Created by the California-based Tempus Fugit Spirits, this sweet vermouth was designed to be sipped on its own—but that doesn’t means it’s not amazing in cocktails. “It has a much more distinctly bitter expression than most rosso vermouths,” says Heather Perkins of DiAnoia's Eatery in Pittsburgh. “It’s almost a cross between vermouth and amaro.” Perkins calls it an “all-in-one product,” saying that it is at once “sweet, ripe and bitter.”

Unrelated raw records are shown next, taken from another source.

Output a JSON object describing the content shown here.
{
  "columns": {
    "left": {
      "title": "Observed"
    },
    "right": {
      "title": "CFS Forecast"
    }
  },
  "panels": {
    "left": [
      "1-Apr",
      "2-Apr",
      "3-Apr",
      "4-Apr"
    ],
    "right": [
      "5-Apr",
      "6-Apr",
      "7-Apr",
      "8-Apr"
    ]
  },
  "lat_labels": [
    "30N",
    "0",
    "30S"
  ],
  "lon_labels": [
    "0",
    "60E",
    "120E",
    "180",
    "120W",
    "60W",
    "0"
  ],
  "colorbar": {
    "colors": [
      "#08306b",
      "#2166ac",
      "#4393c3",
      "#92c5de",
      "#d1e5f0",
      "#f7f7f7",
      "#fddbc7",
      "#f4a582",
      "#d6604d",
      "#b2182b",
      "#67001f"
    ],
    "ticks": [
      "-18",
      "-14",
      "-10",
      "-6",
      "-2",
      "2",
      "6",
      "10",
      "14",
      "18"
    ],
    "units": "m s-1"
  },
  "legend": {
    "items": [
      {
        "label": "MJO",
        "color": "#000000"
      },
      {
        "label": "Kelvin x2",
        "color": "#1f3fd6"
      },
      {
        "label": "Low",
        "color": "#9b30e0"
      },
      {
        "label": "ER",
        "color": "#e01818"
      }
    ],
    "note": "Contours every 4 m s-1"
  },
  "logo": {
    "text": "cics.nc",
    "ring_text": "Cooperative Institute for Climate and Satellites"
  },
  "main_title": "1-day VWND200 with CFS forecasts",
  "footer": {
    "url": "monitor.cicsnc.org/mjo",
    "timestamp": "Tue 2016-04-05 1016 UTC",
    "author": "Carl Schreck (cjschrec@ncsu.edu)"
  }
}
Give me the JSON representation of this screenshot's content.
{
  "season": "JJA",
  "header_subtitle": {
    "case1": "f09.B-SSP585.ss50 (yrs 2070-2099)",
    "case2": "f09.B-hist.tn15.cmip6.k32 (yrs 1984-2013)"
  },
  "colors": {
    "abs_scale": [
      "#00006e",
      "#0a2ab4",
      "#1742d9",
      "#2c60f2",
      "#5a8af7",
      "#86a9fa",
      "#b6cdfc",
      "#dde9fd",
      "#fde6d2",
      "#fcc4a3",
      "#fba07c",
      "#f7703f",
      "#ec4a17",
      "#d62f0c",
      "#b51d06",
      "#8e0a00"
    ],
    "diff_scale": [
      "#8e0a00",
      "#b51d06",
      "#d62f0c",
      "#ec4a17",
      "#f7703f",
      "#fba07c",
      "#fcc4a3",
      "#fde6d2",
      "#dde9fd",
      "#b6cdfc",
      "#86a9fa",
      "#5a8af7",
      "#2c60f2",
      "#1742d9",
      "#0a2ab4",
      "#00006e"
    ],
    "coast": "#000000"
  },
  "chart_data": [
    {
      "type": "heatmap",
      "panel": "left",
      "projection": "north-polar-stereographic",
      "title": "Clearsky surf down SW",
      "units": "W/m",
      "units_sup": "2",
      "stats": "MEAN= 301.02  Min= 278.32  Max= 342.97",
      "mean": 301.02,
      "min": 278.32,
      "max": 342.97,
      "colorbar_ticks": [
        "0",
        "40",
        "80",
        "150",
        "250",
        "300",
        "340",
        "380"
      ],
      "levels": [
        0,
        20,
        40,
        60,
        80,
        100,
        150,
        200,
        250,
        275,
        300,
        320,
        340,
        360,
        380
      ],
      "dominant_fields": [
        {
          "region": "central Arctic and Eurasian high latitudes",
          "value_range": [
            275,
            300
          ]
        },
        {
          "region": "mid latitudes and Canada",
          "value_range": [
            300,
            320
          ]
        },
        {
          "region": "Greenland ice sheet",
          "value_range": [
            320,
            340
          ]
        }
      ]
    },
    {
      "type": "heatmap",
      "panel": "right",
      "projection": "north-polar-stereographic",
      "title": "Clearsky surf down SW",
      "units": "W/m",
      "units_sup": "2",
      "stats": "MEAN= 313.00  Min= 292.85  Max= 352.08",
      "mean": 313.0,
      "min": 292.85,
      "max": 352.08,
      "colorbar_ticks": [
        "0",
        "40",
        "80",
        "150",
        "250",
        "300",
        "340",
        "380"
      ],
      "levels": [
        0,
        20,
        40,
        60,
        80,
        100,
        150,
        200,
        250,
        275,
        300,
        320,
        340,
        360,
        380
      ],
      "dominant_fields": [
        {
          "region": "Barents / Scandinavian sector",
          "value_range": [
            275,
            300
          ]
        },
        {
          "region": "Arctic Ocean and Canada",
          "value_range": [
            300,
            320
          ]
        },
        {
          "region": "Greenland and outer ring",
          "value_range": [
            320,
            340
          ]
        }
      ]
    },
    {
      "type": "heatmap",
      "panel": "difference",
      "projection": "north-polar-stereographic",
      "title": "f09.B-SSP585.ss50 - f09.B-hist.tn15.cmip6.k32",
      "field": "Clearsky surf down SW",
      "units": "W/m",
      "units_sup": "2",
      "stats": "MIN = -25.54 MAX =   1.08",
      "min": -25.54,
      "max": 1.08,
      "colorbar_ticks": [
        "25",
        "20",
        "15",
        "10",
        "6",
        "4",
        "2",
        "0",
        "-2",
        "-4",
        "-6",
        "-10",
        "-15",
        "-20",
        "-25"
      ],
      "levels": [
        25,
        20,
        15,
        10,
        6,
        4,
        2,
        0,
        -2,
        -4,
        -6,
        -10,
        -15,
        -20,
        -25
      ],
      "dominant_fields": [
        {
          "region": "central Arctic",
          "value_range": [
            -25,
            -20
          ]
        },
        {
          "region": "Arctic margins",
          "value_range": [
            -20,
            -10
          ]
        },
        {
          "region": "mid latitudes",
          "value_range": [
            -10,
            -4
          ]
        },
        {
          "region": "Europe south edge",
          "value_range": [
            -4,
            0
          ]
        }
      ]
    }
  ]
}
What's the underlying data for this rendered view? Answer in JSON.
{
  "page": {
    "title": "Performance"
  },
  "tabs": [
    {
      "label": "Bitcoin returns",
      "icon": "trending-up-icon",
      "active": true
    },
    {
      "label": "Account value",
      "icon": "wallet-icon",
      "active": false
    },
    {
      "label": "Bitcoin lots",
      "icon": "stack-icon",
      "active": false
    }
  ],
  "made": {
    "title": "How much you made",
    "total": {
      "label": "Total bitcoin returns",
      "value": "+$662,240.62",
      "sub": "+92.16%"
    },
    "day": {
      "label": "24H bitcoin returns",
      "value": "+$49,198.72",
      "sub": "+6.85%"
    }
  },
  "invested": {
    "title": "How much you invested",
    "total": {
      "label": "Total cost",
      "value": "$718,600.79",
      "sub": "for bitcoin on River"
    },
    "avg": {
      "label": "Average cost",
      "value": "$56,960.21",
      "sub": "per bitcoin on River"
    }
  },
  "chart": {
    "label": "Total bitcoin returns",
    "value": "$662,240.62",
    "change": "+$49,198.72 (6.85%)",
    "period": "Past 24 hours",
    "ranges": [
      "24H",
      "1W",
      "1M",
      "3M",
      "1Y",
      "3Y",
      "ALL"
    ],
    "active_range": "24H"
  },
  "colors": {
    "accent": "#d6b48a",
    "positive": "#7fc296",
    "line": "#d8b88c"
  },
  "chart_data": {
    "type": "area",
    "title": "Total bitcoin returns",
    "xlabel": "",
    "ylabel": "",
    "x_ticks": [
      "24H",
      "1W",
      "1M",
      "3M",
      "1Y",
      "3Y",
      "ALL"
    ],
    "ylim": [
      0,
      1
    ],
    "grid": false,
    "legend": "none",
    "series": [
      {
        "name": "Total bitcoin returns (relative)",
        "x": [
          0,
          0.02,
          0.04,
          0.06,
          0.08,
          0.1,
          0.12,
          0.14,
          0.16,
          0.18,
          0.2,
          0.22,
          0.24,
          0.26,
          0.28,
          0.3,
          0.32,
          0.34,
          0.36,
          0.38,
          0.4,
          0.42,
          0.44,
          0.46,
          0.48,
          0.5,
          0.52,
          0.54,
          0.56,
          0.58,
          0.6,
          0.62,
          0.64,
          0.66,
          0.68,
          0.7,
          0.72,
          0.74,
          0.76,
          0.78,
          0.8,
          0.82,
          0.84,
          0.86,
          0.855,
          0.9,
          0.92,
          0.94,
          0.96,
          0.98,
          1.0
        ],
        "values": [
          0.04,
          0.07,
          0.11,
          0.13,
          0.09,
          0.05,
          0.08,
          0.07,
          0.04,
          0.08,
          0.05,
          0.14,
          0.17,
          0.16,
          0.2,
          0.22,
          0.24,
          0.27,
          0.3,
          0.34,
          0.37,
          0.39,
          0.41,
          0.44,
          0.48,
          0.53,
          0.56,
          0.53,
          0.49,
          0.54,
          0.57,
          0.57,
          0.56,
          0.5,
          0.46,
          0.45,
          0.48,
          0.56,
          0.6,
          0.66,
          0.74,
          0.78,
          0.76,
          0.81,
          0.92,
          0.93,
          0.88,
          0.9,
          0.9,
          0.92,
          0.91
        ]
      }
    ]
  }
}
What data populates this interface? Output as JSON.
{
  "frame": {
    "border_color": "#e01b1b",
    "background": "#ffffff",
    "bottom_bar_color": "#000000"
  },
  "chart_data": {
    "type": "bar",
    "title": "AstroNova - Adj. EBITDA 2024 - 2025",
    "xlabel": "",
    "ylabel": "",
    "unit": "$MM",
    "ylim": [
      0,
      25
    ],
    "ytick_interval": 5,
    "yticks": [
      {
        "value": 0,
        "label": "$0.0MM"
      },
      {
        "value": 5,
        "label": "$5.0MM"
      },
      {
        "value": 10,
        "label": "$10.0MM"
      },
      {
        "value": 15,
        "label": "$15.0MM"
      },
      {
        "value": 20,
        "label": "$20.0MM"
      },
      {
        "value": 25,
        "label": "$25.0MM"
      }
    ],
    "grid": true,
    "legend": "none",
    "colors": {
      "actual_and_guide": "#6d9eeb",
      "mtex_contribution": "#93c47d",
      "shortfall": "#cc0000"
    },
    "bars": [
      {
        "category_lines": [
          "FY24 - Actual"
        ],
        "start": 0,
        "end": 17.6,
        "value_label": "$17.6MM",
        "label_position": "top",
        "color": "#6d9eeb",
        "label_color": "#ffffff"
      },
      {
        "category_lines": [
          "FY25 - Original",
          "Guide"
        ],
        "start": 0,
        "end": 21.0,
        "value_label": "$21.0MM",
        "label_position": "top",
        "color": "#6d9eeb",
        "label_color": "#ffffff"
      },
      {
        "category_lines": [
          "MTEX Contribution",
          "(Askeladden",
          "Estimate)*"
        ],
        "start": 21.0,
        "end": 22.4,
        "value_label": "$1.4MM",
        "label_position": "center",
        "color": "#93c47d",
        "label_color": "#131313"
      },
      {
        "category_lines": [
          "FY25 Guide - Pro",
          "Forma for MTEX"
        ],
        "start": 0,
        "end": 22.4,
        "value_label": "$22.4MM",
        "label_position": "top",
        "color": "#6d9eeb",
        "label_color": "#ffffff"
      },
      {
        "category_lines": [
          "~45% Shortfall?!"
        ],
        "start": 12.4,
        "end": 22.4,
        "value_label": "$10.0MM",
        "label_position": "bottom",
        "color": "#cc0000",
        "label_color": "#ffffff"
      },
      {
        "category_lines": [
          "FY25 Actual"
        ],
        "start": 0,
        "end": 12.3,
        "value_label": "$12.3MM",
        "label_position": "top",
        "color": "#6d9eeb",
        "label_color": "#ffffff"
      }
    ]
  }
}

Here it is, folks. This is the sweet vermouth nearly all bartenders can seemingly agree upon. Many cited this as their go-to, praising it for its versatility, its fruit-forward flavors and its silky mouthfeel. "One sweet vermouth I make sure that all the bars at Eataly NYC Flatiron have is Carpano Antica Formula,” Alan Lam says. “I love the sweetness it brings to a cocktail without having a texture that is too syrupy.” For William Frost of Blue Harbour in Tampa, Florida, Carpano Antica changed his perception of sweet vermouth entirely. “Sweet vermouth was almost an afterthought before I started using this,” he says. “It’s the original sweet vermouth,” Josh Schaeffer of The Lobby Bar of The Don Cesar in St. Pete Beach, Florida, opines. “It provides the perfect balance for Manhattans, Rob Roys or simply standing alone on the rocks.” It’s the key to a great Boulevardier for Sam Borzi of BLT Prime by David Burke in Washington, D.C. It’s the best way to make a Negroni or a Manhattan, according to Achille Confuorto of Rossopomodoro. It’s even good on the rocks “with a big orange twist,” according to Jesse Ostroski of San Francisco’s Botellón. We get it, guys, it’s good.